We should hear about it from EASA and possibly other regulating bodies before a RTS if they deem it necessary. Might not apply specifically to took you but just as there are differing views on initial training others might not follow in lockstep with the FAA.
And you need to understand that an FAA rule implemented after Colgan 3407 in 2009 doesn't suddenly make it the absolute gold standard and anyone who doesn't follow that path and that path alone is any less of a pilot. After all you do need to consider the amount of non Cessna training that a pilot goes through before ever setting foot inside an Airbus/Boeing flight deck even to do base training on said type. Unless you mean that airlines from around the world, from major international carriers to regional LCCs are conducting thousands of safe flight operations daily only due to sheer luck.
The "gold standard" that should be applied globally, and should have always been applied, is requiring an airline transport pilot level license for all airline pilots.
Every regional pilot, or aspiring regional pilot in the US should applaud the 1500 hour rule, it's resulted in significant increases in pay at that level.
There are decent, and not so decent ab initio and cadet programs, and then there is the push for MPL. I am fully aware of the "non Cessna" training pilots receive in these programs. These programs produce acceptable systems managers, they do not produce exceptional aviators. A pilot who isn't even qualified to carry passengers in a light airplane by themselves, has no business in an airline cockpit.
I spent several years as the FAA equivalent of a line training captain, and a line check airman before the 1500 hour rule, and have spent thousands of hours working with very low time airline pilots. Good people, but I don't want to be in the back when the captain becomes incapacitated, or the airplane develops serious problems.
And you signed off the pilots you would not want to fly with?
The ones that met the standards, and I was convinced would be safe line pilots got signed off. When the overall experience of the new hires went way down, and the amount of line training they received almost doubled, I resigned my CKA letter. The job became too much work, and the exposure to unwanted attention from both the company and FAA was too high for what we were paid at the time.
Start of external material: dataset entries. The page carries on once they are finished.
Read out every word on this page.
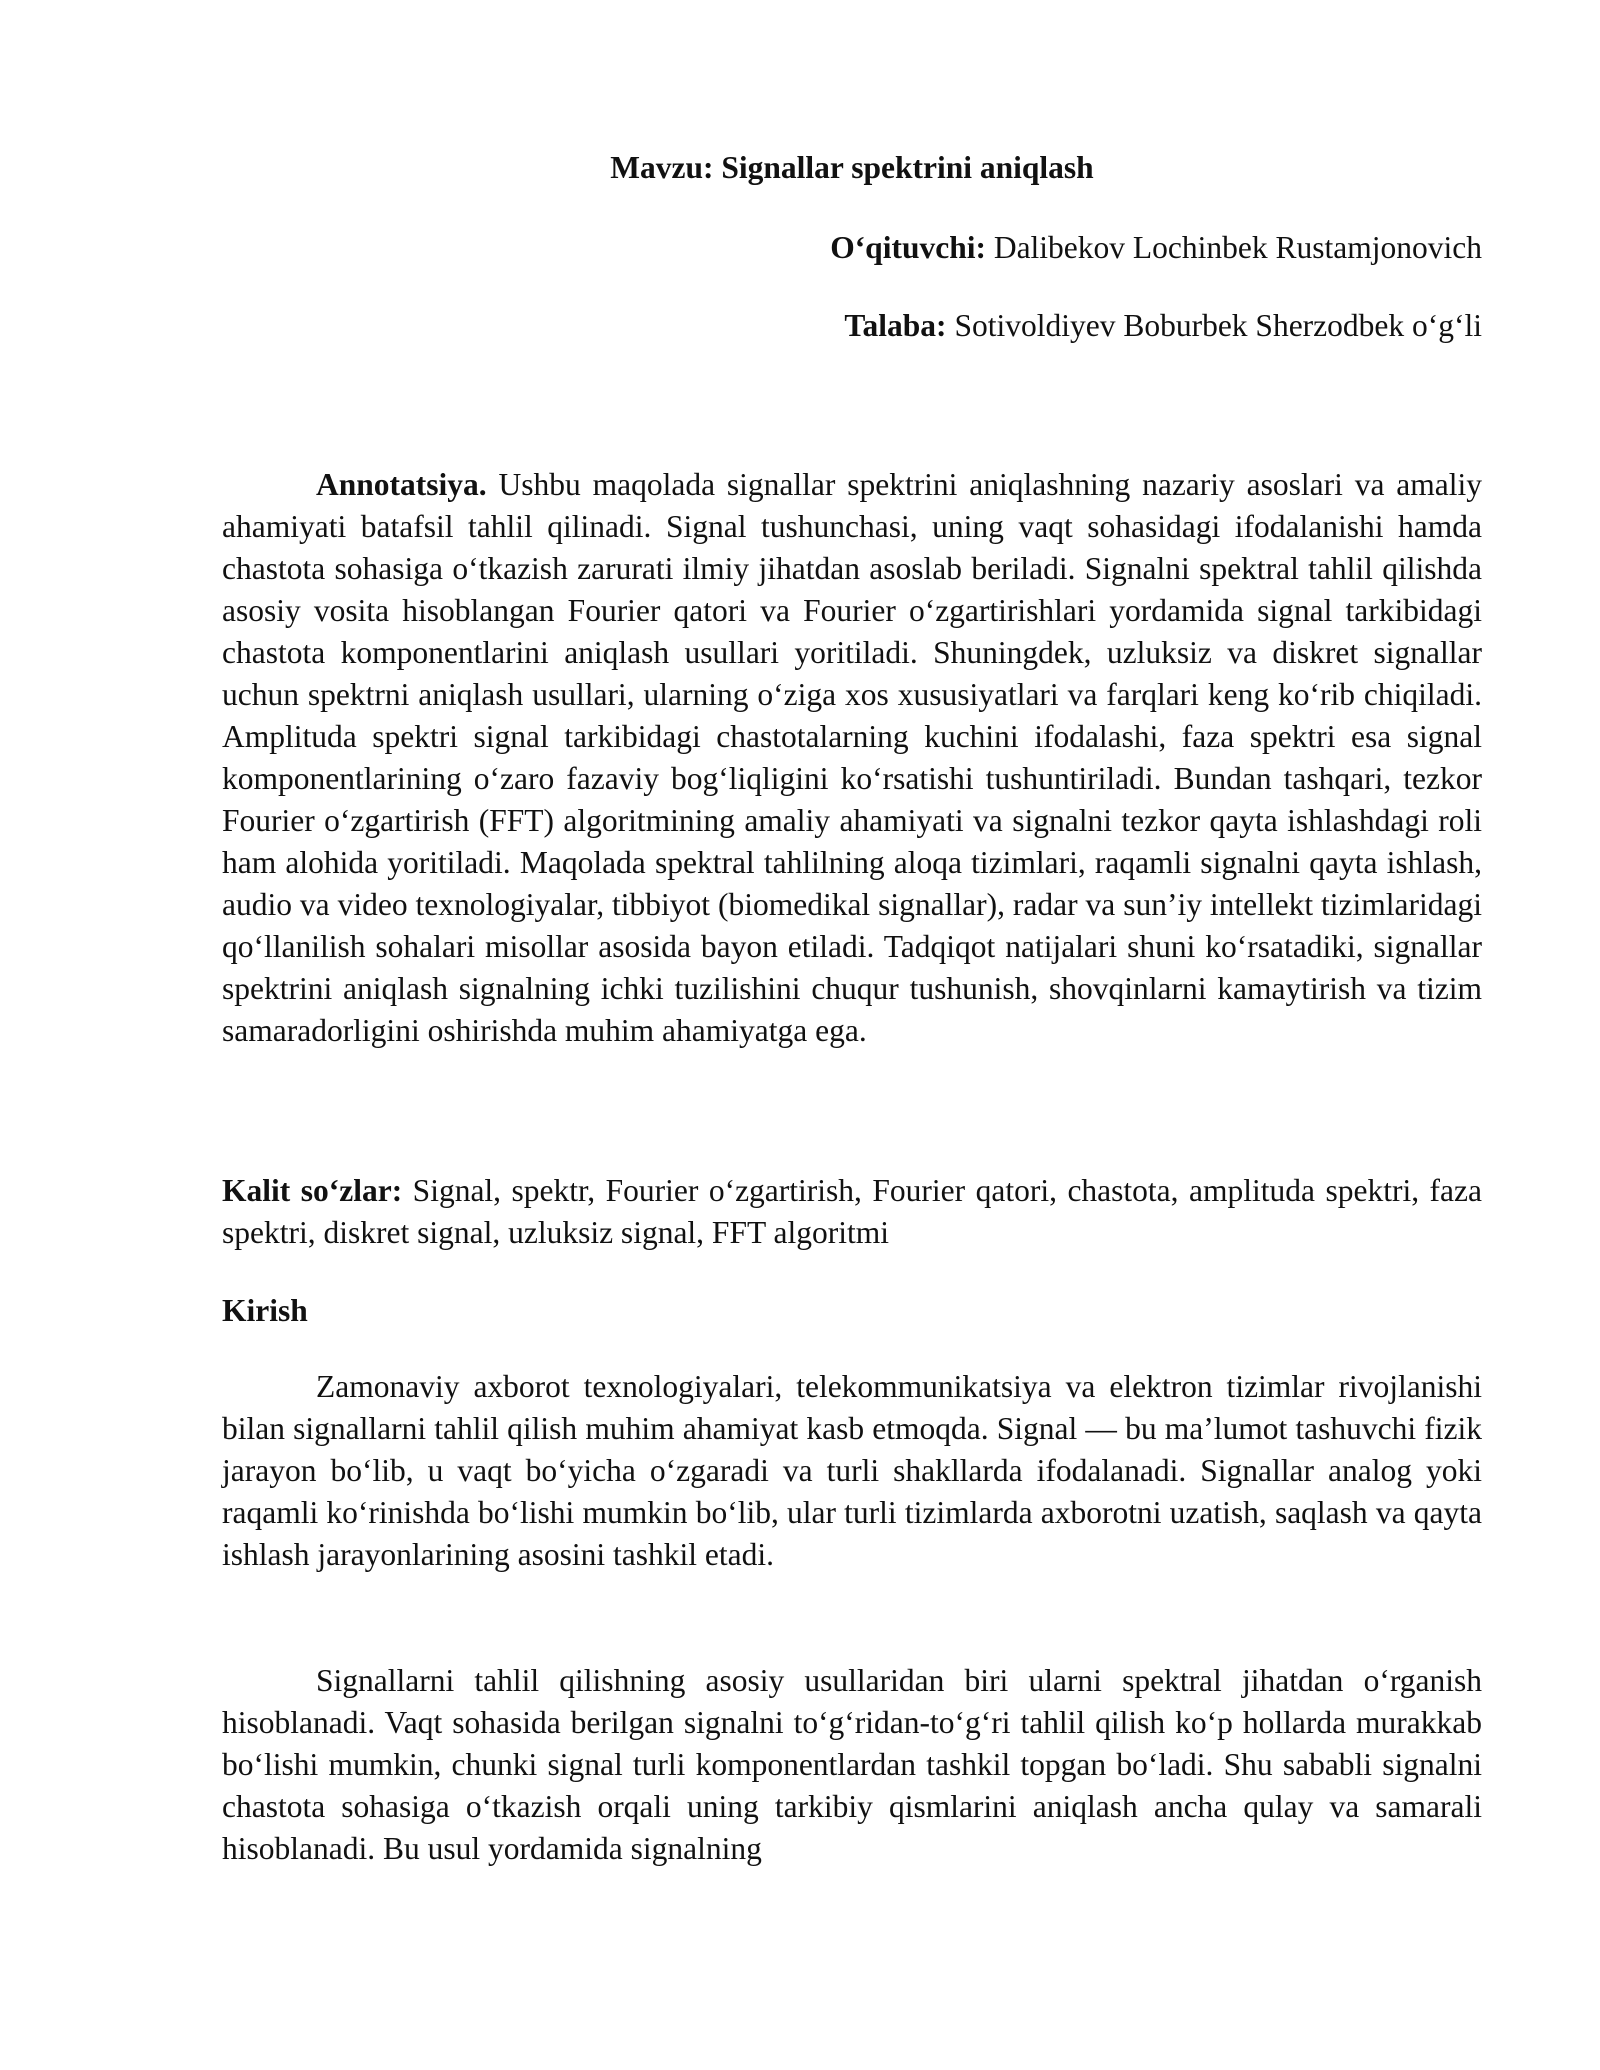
Mavzu: Signallar spektrini aniqlash
O‘qituvchi: Dalibekov Lochinbek Rustamjonovich
Talaba: Sotivoldiyev Boburbek Sherzodbek o‘g‘li

Annotatsiya. Ushbu maqolada signallar spektrini aniqlashning nazariy asoslari va amaliy ahamiyati batafsil tahlil qilinadi. Signal tushunchasi, uning vaqt sohasidagi ifodalanishi hamda chastota sohasiga o‘tkazish zarurati ilmiy jihatdan asoslab beriladi. Signalni spektral tahlil qilishda asosiy vosita hisoblangan Fourier qatori va Fourier o‘zgartirishlari yordamida signal tarkibidagi chastota komponentlarini aniqlash usullari yoritiladi. Shuningdek, uzluksiz va diskret signallar uchun spektrni aniqlash usullari, ularning o‘ziga xos xususiyatlari va farqlari keng ko‘rib chiqiladi. Amplituda spektri signal tarkibidagi chastotalarning kuchini ifodalashi, faza spektri esa signal komponentlarining o‘zaro fazaviy bog‘liqligini ko‘rsatishi tushuntiriladi. Bundan tashqari, tezkor Fourier o‘zgartirish (FFT) algoritmining amaliy ahamiyati va signalni tezkor qayta ishlashdagi roli ham alohida yoritiladi. Maqolada spektral tahlilning aloqa tizimlari, raqamli signalni qayta ishlash, audio va video texnologiyalar, tibbiyot (biomedikal signallar), radar va sun’iy intellekt tizimlaridagi qo‘llanilish sohalari misollar asosida bayon etiladi. Tadqiqot natijalari shuni ko‘rsatadiki, signallar spektrini aniqlash signalning ichki tuzilishini chuqur tushunish, shovqinlarni kamaytirish va tizim samaradorligini oshirishda muhim ahamiyatga ega.

Kalit so‘zlar: Signal, spektr, Fourier o‘zgartirish, Fourier qatori, chastota, amplituda spektri, faza spektri, diskret signal, uzluksiz signal, FFT algoritmi

Kirish

Zamonaviy axborot texnologiyalari, telekommunikatsiya va elektron tizimlar rivojlanishi bilan signallarni tahlil qilish muhim ahamiyat kasb etmoqda. Signal — bu ma’lumot tashuvchi fizik jarayon bo‘lib, u vaqt bo‘yicha o‘zgaradi va turli shakllarda ifodalanadi. Signallar analog yoki raqamli ko‘rinishda bo‘lishi mumkin bo‘lib, ular turli tizimlarda axborotni uzatish, saqlash va qayta ishlash jarayonlarining asosini tashkil etadi.

Signallarni tahlil qilishning asosiy usullaridan biri ularni spektral jihatdan o‘rganish hisoblanadi. Vaqt sohasida berilgan signalni to‘g‘ridan-to‘g‘ri tahlil qilish ko‘p hollarda murakkab bo‘lishi mumkin, chunki signal turli komponentlardan tashkil topgan bo‘ladi. Shu sababli signalni chastota sohasiga o‘tkazish orqali uning tarkibiy qismlarini aniqlash ancha qulay va samarali hisoblanadi. Bu usul yordamida signalning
In the 30+ years since I started, the regional industry has come full circle and then some. In the 80's, you couldn't get a job flying a Jetstream/Metroliner or Shorts with less than 2,000 hours total time. As a new hire, my class had a 50% washout rate. We got 25 hours of line training to figure things out, or we were out the door. If the training captain had to take the airplane away from you, that was an unsat, and the training manager would decide if you got sent back for additional training, or were let go.
Then the 90's brought "pay for training". Cut a check for north of $10 grand to the company the first day of training, but people were still lined up out the door for the jobs.
9/11 brought us the "lost decade" for American airline pilots. Very few jobs, very competitive.
When things picked up again, there wasn't anyone in the pipeline, so the airlines started scrambling. New hires could start from an approved 141 school with as little as 200 hours. However, the amount of simulator required to get them out to the line went up, and the amount of line training also had to increase. Some had as much as 100 hours of IOE before they were ready to go be line pilots.
Today, with the 1500 hour rule, regionals are paying huge bonuses to new hires, I've seen as much as $50K advertised. Some are hiring right into the left seat, or forcing first officers to upgrade to captain as soon as they meet the minimums.
I realize I'm in the minority here, but IMHO the only training that should be going on in any airliner full of people is learning the difference between the simulator and the airplane, and the specifics to the airlines route structure. Not teaching someone with very limited actual airplane flying experience, and some simulator experience how to really fly, and manage a 150,000' or bigger airplane.